La Pléaide

1978

Du livre qui reçoit le prix Médicis, et qui deviendra un jalon dans l’histoire du roman, on peut parler de bien des manières. L’auteur, membre de l’Oulipo, aime l’approche formelle. Il a élaboré son texte à partir d’un « cahier des charges » riche en contraintes, parmi lesquelles « une structure mathématique connue sous le nom de “bi-carré latin orthogonal d’ordre 10” », une progression fondée sur l’« algorithme du cavalier », etc.

Ce discours a beau avoir son charme, il risque d’effaroucher. Heureusement, l’auteur parle aussi du contenu : à l’origine, explique-t-il, deux ébauches indépendantes. La première « envisageait vaguement la description d’un immeuble parisien dont la façade aurait été enlevée » ; la seconde, née « pendant la reconstitution laborieuse d’un gigantesque puzzle représentant le port de La Rochelle », « racontait ce qui allait devenir l’histoire de Bartlebooth ».

Une histoire ? bonne nouvelle. Et il y a aussi un héros (appelons-le ainsi) doté de parrains prestigieux, les créateurs respectifs de Bartleby et de Barnabooth, Melville et Larbaud. Plus question d’algorithmes, c’est de littérature qu’il s’agit. Mais l’histoire ? Fort simple. Le riche Bartlebooth, qui habite l’immeuble évoqué plus haut, consacre dix ans de sa vie à apprendre l’art de l’aquarelle. Pendant les vingt années suivantes, il parcourt le monde et peint cinq cents tableaux de ports. Envoyées à Paris, les aquarelles y sont transformées en puzzles. Durant vingt années supplémentaires, Bartlebooth s’emploie à les reconstituer. Puis il les décollera de leur support et effacera chacune d’elles à l’aide d’un solvant sur le lieu même où elle a été peinte. Las ! son projet – partir de rien pour revenir à rien après mille opérations complexes – échoue : Bartlebooth meurt sans avoir achevé son œuvre.

Ici, recrudescence probable du nombre des lecteurs effarouchés.
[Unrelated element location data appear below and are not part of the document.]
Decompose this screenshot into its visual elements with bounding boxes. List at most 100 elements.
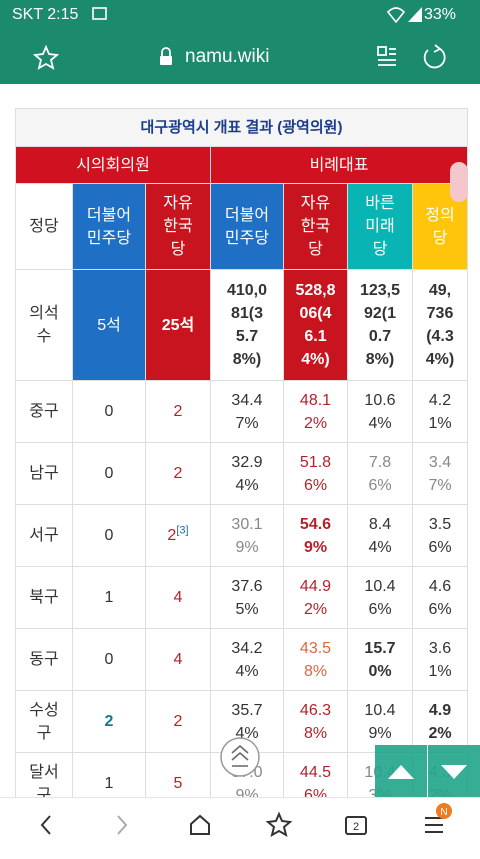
cell-text: 32.94% [231,453,263,494]
cell-text: 더불어민주당 [86,206,132,247]
cell-text: 15.70% [364,639,396,680]
cell-text: 49,736(4.34%) [425,282,455,368]
back-button[interactable] [40,815,51,835]
table-cell: 8.44% [347,504,413,567]
cell-text: 30.19% [231,515,263,556]
cell-text: 35.74% [231,701,263,742]
toolbar-icons [32,44,446,70]
cell-text: 37.09% [231,763,263,798]
home-button[interactable] [190,814,210,835]
tabs-button[interactable] [345,816,367,835]
cell-text: 37.65% [231,577,263,618]
table-cell: 37.09% [210,752,284,798]
cell-text: 44.56% [299,763,332,798]
cell-text: 46.38% [299,701,332,742]
cell-text: 자유한국당 [163,195,193,258]
cell-text: 528,806(46.14%) [295,282,336,368]
table-cell: 2 [72,690,146,753]
table-cell: 10.64% [347,380,413,443]
cell-text: 대구광역시 개표 결과 (광역의원) [140,119,343,136]
table-cell: 1 [72,566,146,629]
refresh-icon[interactable] [423,48,446,69]
cell-text: 25석 [161,316,195,334]
table-row: 달서구 1 5 37.09% 44.56% 10.43% 4.32% [15,752,469,798]
table-row: 북구 1 4 37.65% 44.92% 10.46% 4.66% [15,566,469,629]
cell-text: 1 [104,589,114,606]
table-row: 의석수 5석 25석 410,081(35.78%) 528,806(46.14%) 12… [15,269,469,381]
table-cell: 35.74% [210,690,284,753]
table-cell: 3.56% [411,504,469,567]
table-cell: 정당 [15,183,73,270]
table-cell: 0 [72,504,146,567]
cell-text: 4.92% [428,701,452,742]
bookmark-star[interactable] [32,44,60,70]
table-cell: 더불어민주당 [72,183,146,270]
table-cell: 528,806(46.14%) [283,269,348,381]
cell-text: 2 [167,527,177,544]
table-cell: 10.49% [347,690,413,753]
cell-text: 4.66% [428,577,452,618]
cell-text: 중구 [29,403,59,420]
svg-text:N: N [440,807,447,818]
menu-button[interactable] [425,817,443,833]
cell-text: 정당 [29,218,59,235]
table-cell: 시의회의원 [15,146,211,184]
carrier-time: SKT 2:15 [12,6,79,23]
cell-text: 서구 [29,527,59,544]
table-cell: 1 [72,752,146,797]
cell-text: 자유한국당 [300,195,331,258]
cell-text: 123,592(10.78%) [359,282,401,368]
cell-text: 바른미래당 [365,195,395,258]
table-row: 동구 0 4 34.24% 43.58% 15.70% 3.61% [15,628,469,691]
table-row: 수성구 2 2 35.74% 46.38% 10.49% 4.92% [15,690,469,753]
table-cell: 수성구 [15,690,73,753]
cell-text: 0 [104,403,114,420]
status-icons [92,7,422,24]
status-bar: SKT 2:15 33% [0,0,480,30]
address-toolbar: namu.wiki [0,30,480,84]
table-cell: 북구 [15,566,73,629]
table-cell: 동구 [15,628,73,691]
bookmarks-button[interactable] [265,811,293,838]
svg-text:2: 2 [353,821,359,833]
cell-text: 4.32% [428,763,452,798]
gallery-icon [92,7,107,20]
url[interactable]: namu.wiki [185,46,270,67]
table-cell: 10.46% [347,566,413,629]
cell-text: 54.69% [299,515,332,556]
table-cell: 더불어민주당 [210,183,284,270]
table-cell: 46.38% [283,690,348,753]
cell-text: 비례대표 [309,156,369,174]
table-cell: 5 [145,752,211,797]
cell-text: 51.86% [299,453,332,494]
table-cell: 서구 [15,504,73,567]
cell-text: 0 [104,651,114,668]
reader-icon[interactable] [377,46,396,66]
cell-text: 3.56% [428,515,452,556]
table-cell: 54.69% [283,504,348,567]
table-cell: 3.61% [411,628,469,691]
footnote-ref[interactable]: [3] [176,524,189,537]
table-cell: 바른미래당 [347,183,413,270]
table-cell: 10.43% [347,752,413,797]
cell-text: 5석 [97,316,121,334]
table-cell: 2[3] [145,504,211,567]
forward-button[interactable] [117,815,128,835]
cell-text: 10.64% [364,391,396,432]
table-cell: 자유한국당 [145,183,211,270]
table-cell: 2 [145,442,211,505]
cell-text: 1 [104,775,114,792]
table-cell: 비례대표 [209,146,469,184]
side-scroll-tab[interactable] [450,162,468,202]
cell-text: 0 [104,527,114,544]
table-cell: 25석 [145,269,211,381]
lock-icon [160,56,172,65]
table-cell: 34.47% [210,380,284,443]
table-cell: 2 [145,380,211,443]
bottom-nav: 2 N [0,797,480,854]
table-cell: 43.58% [283,628,348,691]
cell-text: 10.46% [364,577,396,618]
cell-text: 5 [173,775,183,792]
battery: 33% [424,6,457,23]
On leur fera observer que le sous-titre du livre, romans, est au pluriel : l’histoire de Bartlebooth, toute centrale qu’elle est, n’est qu’une composante parmi d’autres de La Vie mode d’emploi de Georges Perec. On pourrait aussi bien dire du livre qu’il est l’histoire du peintre Valène hanté par le projet de faire tenir l’immeuble tout entier sur sa toile – ou la somme des histoires d’un pharmacien, d’un archéologue, d’un trapéziste, d’un anthropologue et des autres habitants de l’immeuble, chacun poursuivant un objectif chimérique – ou encore la mise en forme(s) romanesque(s) du sentiment de l’absurdité de l’existence…

Une chose est sûre : les années 1970 étaient marquées par des recherches formelles qui avaient disqualifié histoires et personnages. À la rentrée 1978, la narration et le plaisir qui va avec sont réhabilités. Si La Vie mode d’emploi se laisse malaisément résumer, on jubile à sa lecture. En 2006, c’est ce livre que choisira Henri Godard pour évoquer « le retour de la fiction » dans son essai sur les courants romanesques novateurs. Un essai qui s’intitule Le Roman modes d’emploi.